In response to the fast-growing number of COVID-19 research projects, new and enhanced research data tools and data sets are being made available to support these endeavors. The goal is to support the rapid turnover of analytics to help researchers understand the signs and symptoms, comorbidities, and treatments of COVID-19. Researchers can leverage any combination of these tools to support COVID-19 research.
- 'NEW' COVID-19 Data Mart housed in the Data Enclave
- COVID-19 Summary Table
- RPDR (Research Patient Data Registry) COVID-19 patient data updated daily
- Biobank Portal COVID-19 defined patients with genomic information
COVID-19 Research support email: MGBCOVIDResearchRequest@partners.org
The Data Enclave allows the analysis of multiple types of healthcare data in a secure environment. It provides direct access to data tables as well as multiple analytic tools (RStudio, Jupyter Notebook, and SPARK Hadoop) for a complete one-stop analysis option, removing the need to pull data into outside repositories. The Data Enclave enables data science teams to develop algorithms and leverage different types of data coming from diverse data sources, to transform patient care and medical research.

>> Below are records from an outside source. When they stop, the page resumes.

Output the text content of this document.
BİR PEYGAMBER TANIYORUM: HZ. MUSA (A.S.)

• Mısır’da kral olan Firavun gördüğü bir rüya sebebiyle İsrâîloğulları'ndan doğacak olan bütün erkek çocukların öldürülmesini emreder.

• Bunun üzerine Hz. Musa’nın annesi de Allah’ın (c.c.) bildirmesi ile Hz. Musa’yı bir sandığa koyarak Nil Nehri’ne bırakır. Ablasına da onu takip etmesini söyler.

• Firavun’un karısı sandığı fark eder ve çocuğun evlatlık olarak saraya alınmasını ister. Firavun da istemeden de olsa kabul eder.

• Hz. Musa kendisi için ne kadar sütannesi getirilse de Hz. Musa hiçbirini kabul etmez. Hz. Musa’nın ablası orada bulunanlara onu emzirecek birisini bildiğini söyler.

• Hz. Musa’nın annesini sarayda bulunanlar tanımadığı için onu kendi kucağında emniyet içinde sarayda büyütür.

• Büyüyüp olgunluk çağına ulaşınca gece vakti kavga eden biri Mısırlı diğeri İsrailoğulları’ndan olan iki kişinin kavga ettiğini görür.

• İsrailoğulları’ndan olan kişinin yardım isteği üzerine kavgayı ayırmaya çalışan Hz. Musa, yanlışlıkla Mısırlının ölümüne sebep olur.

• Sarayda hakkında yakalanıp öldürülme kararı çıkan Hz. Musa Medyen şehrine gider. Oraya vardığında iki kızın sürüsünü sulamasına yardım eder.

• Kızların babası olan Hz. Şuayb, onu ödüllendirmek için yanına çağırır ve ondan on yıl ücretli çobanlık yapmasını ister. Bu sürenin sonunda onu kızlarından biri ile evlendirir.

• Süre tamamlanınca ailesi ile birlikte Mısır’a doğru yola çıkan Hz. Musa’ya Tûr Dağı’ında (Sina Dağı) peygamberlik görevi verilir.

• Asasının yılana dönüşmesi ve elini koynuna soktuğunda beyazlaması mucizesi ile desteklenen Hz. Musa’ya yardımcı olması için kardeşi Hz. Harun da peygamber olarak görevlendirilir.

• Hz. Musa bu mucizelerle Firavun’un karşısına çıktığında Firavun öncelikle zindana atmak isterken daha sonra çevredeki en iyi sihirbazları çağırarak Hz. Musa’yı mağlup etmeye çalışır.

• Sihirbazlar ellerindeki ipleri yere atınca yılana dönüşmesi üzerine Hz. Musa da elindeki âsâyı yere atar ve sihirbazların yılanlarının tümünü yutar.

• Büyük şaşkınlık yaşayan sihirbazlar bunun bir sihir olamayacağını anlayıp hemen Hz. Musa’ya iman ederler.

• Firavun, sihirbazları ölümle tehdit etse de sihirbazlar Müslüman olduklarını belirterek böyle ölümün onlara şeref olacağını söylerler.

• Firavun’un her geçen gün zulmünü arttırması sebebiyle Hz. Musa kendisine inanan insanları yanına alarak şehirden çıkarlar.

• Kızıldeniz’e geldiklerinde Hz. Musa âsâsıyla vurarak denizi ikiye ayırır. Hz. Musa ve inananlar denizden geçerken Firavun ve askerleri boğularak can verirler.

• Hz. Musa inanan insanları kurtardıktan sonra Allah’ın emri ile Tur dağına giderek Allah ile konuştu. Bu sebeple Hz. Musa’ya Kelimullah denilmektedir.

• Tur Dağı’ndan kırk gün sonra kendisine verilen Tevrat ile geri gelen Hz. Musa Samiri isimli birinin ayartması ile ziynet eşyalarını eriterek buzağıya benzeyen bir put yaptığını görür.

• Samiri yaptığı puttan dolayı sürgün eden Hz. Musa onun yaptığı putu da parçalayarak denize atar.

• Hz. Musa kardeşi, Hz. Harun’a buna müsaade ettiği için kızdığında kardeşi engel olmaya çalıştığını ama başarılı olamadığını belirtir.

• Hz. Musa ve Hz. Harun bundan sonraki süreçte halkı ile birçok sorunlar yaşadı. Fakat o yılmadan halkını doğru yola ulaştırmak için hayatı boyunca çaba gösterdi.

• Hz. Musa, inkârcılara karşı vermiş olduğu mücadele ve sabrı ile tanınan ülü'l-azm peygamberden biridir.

COVID-19 Data Mart Patient Cohort
The COVID-19 patient cohort in the Data Mart is defined as:
1. Any positive or negative PCR test and custom SQL code to identify positive, detected, or negative test results (tval), where the former tests are found in the RPDR Query Tool under Laboratory Tests\Infectious Disease\COVID-19\SARS coronavirus 2 RNA, COVID-19;
2. Any infection flag COVID-19 Positive (INFG:65), COVID-19 Presumed (INFG:69) that has any flag status; and
3. Any ICD-10 Diagnosis of U07.1
What Data is Available
The Data Enclave contains a COVID-19 data mart comprised of structured and unstructured patient data from the research sources:
- RPDR (Research Patient Data Registry). See the COVID-19 Data Mart User Guide for more information.
- EDW (Enterprise Data Warehouse). See the COVID-19 EDW Data Mart Document for more information.

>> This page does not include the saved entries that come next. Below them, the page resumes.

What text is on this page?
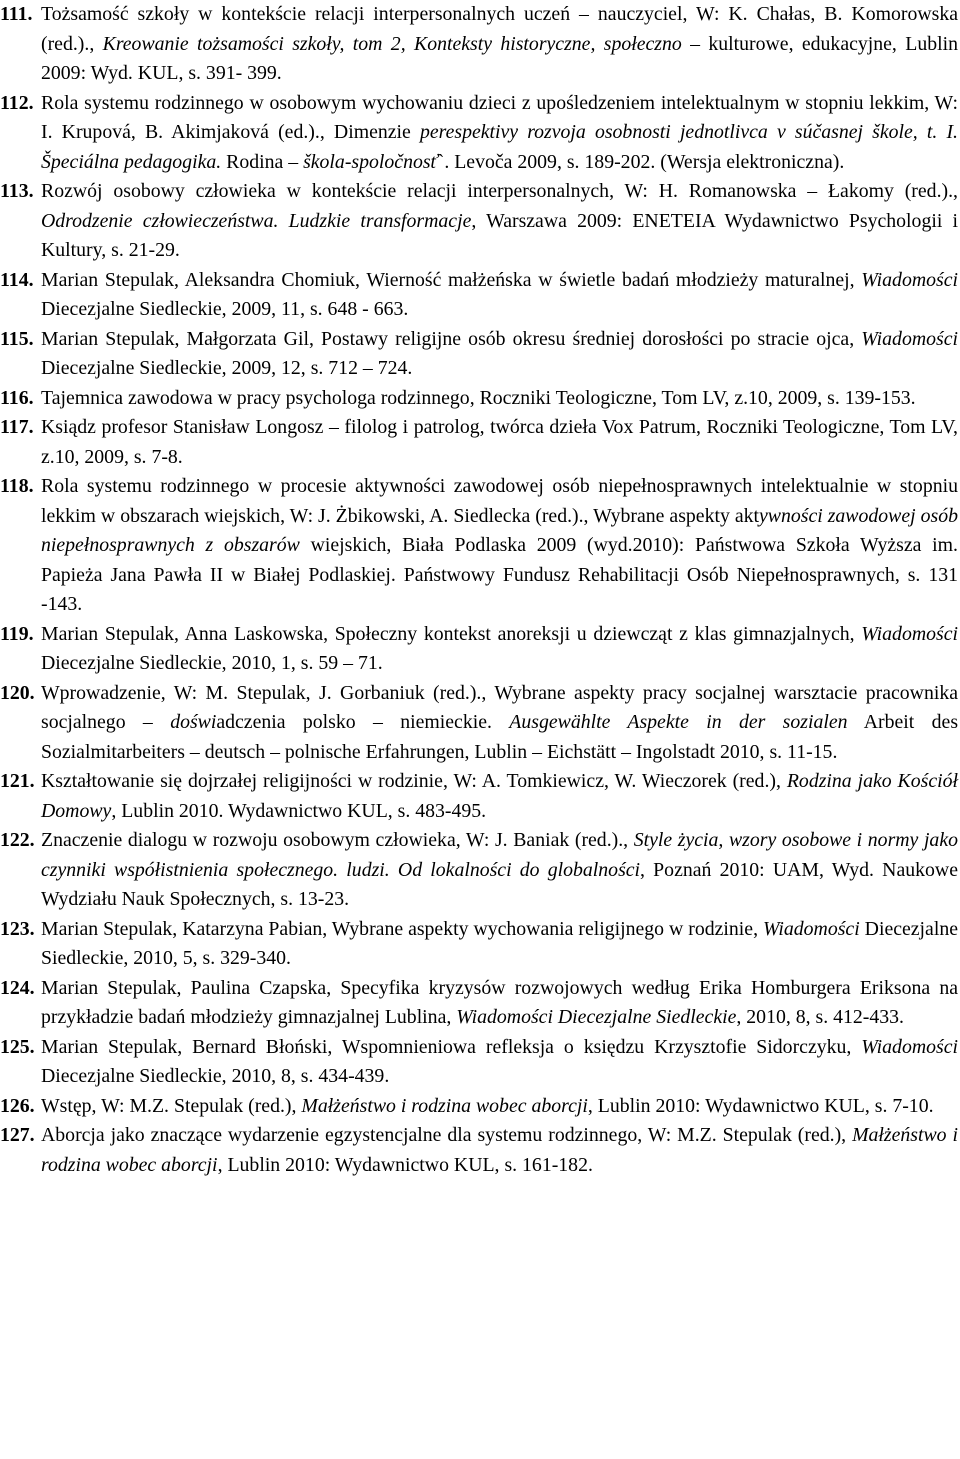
111. Tożsamość szkoły w kontekście relacji interpersonalnych uczeń – nauczyciel, W: K. Chałas, B. Komorowska (red.)., Kreowanie tożsamości szkoły, tom 2, Konteksty historyczne, społeczno – kulturowe, edukacyjne, Lublin 2009: Wyd. KUL, s. 391- 399.
112. Rola systemu rodzinnego w osobowym wychowaniu dzieci z upośledzeniem intelektualnym w stopniu lekkim, W: I. Krupová, B. Akimjaková (ed.)., Dimenzie perespektivy rozvoja osobnosti jednotlivca v súčasnej škole, t. I. Špeciálna pedagogika. Rodina – škola-spoločnosť`. Levoča 2009, s. 189-202. (Wersja elektroniczna).
113. Rozwój osobowy człowieka w kontekście relacji interpersonalnych, W: H. Romanowska – Łakomy (red.)., Odrodzenie człowieczeństwa. Ludzkie transformacje, Warszawa 2009: ENETEIA Wydawnictwo Psychologii i Kultury, s. 21-29.
114. Marian Stepulak, Aleksandra Chomiuk, Wierność małżeńska w świetle badań młodzieży maturalnej, Wiadomości Diecezjalne Siedleckie, 2009, 11, s. 648 - 663.
115. Marian Stepulak, Małgorzata Gil, Postawy religijne osób okresu średniej dorosłości po stracie ojca, Wiadomości Diecezjalne Siedleckie, 2009, 12, s. 712 – 724.
116. Tajemnica zawodowa w pracy psychologa rodzinnego, Roczniki Teologiczne, Tom LV, z.10, 2009, s. 139-153.
117. Ksiądz profesor Stanisław Longosz – filolog i patrolog, twórca dzieła Vox Patrum, Roczniki Teologiczne, Tom LV, z.10, 2009, s. 7-8.
118. Rola systemu rodzinnego w procesie aktywności zawodowej osób niepełnosprawnych intelektualnie w stopniu lekkim w obszarach wiejskich, W: J. Żbikowski, A. Siedlecka (red.)., Wybrane aspekty aktywności zawodowej osób niepełnosprawnych z obszarów wiejskich, Biała Podlaska 2009 (wyd.2010): Państwowa Szkoła Wyższa im. Papieża Jana Pawła II w Białej Podlaskiej. Państwowy Fundusz Rehabilitacji Osób Niepełnosprawnych, s. 131 -143.
119. Marian Stepulak, Anna Laskowska, Społeczny kontekst anoreksji u dziewcząt z klas gimnazjalnych, Wiadomości Diecezjalne Siedleckie, 2010, 1, s. 59 – 71.
120. Wprowadzenie, W: M. Stepulak, J. Gorbaniuk (red.)., Wybrane aspekty pracy socjalnej warsztacie pracownika socjalnego – doświadczenia polsko – niemieckie. Ausgewählte Aspekte in der sozialen Arbeit des Sozialmitarbeiters – deutsch – polnische Erfahrungen, Lublin – Eichstätt – Ingolstadt 2010, s. 11-15.
121. Kształtowanie się dojrzałej religijności w rodzinie, W: A. Tomkiewicz, W. Wieczorek (red.), Rodzina jako Kościół Domowy, Lublin 2010. Wydawnictwo KUL, s. 483-495.
122. Znaczenie dialogu w rozwoju osobowym człowieka, W: J. Baniak (red.)., Style życia, wzory osobowe i normy jako czynniki współistnienia społecznego. ludzi. Od lokalności do globalności, Poznań 2010: UAM, Wyd. Naukowe Wydziału Nauk Społecznych, s. 13-23.
123. Marian Stepulak, Katarzyna Pabian, Wybrane aspekty wychowania religijnego w rodzinie, Wiadomości Diecezjalne Siedleckie, 2010, 5, s. 329-340.
124. Marian Stepulak, Paulina Czapska, Specyfika kryzysów rozwojowych według Erika Homburgera Eriksona na przykładzie badań młodzieży gimnazjalnej Lublina, Wiadomości Diecezjalne Siedleckie, 2010, 8, s. 412-433.
125. Marian Stepulak, Bernard Błoński, Wspomnieniowa refleksja o księdzu Krzysztofie Sidorczyku, Wiadomości Diecezjalne Siedleckie, 2010, 8, s. 434-439.
126. Wstęp, W: M.Z. Stepulak (red.), Małżeństwo i rodzina wobec aborcji, Lublin 2010: Wydawnictwo KUL, s. 7-10.
127. Aborcja jako znaczące wydarzenie egzystencjalne dla systemu rodzinnego, W: M.Z. Stepulak (red.), Małżeństwo i rodzina wobec aborcji, Lublin 2010: Wydawnictwo KUL, s. 161-182.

This data is refreshed every Sunday and available in the mart on the following Wednesday. The mart can be accessed directly using SQL Server Management Studio, Aqua Data Studio, or an i2b2 client.
How to Access the Tool
Before applying for access, you will need to be prepared with the following information:
- Your Project Role Details
- If you’re a Contractor (POI), make sure to have completed your PHS HIPAA Training. Gather your MGB supervising manager's name, ID and email.
- When submitting your access request, ensure this information is correctly reflected in the Manager details section on the form.
- Know Your Project Details
- Currently, only research projects can be approved for access to COVID19 mart. You will need to provide the associated IRB Protocol ID. Make sure your IRB covers COVID-19 Research
- Access can be granted for a specific time until your project ends. Your Access End Date cannot exceed the IRB Protocol Expiration Date.
- You will need to provide the Project Name, Project Description, and Project Leader Name.
- If you plan to share data outside of the Partners network, prepare to provide the details.
- Your Enclave Data Mart Needs
- Do you plan to bring additional Data to the Enclave? If yes, how much (GB)?
- Do you require additional storage beyond the Enclave default?
- Which tools do you plan to use to access the data?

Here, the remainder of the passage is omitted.